Detecting Solutions to Nuclear Threats
UT Arlington researchers are working to keep the country safe from nuclear materials. Physics Assistant Professor Wei Chen, physics Professor Andrew Brandt, and their team received more than $1.3 million from the National Science Foundation and the U.S. Department of Homeland Security to develop nanoparticles for radiation detection. Their research could lead to a new type of detector that would help reduce the threat of nuclear materials brought into the country illegally and used in terrorism. “The broader impact of this proposal is potentially enormous,”

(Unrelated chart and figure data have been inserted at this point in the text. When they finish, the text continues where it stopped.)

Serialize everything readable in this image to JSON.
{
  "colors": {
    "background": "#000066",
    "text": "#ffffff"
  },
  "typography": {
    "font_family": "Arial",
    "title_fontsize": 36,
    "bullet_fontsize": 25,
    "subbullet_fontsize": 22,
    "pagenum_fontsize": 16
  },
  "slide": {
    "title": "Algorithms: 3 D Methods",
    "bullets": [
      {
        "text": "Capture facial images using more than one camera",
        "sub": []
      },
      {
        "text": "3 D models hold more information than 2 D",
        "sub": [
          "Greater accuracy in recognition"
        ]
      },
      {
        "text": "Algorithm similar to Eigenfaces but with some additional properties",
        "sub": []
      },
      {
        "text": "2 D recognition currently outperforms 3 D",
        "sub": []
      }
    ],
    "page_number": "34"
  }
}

Dr. Chen says. “Development of more effective uranium detection devices could be of immeasurable benefit to society if it were to help deter or prevent a nuclear incident.” With Chen and Brandt as co-principal investigators, the team is developing polymer thin films embedded with luminescent nanoparticles that will glow with light when they encounter radiation sources, such as gamma rays. Chen says the new detection method is easier to build and more accurate than current luminescent devices. “The unique aspect of this proposal is that the nanoparticles are formed into hybrid ‘crystals’ that combine the high stopping power and excellent energy resolution of crystals with the potentially high quantum efficiency and short decay lifetimes associated with nanoparticles,” Dr. Brandt says. Once tested and demonstrated, the new detectors could cost about $25 for a crystal that’s one centimeter wide and 10 centimeters long. The project includes an educational outreach component. Lectures, seminars, and an annual symposium are planned to spark student interest in research and promote the idea that nanotechnology, high-energy physics, and nuclear engineering can work in concert to improve homeland security.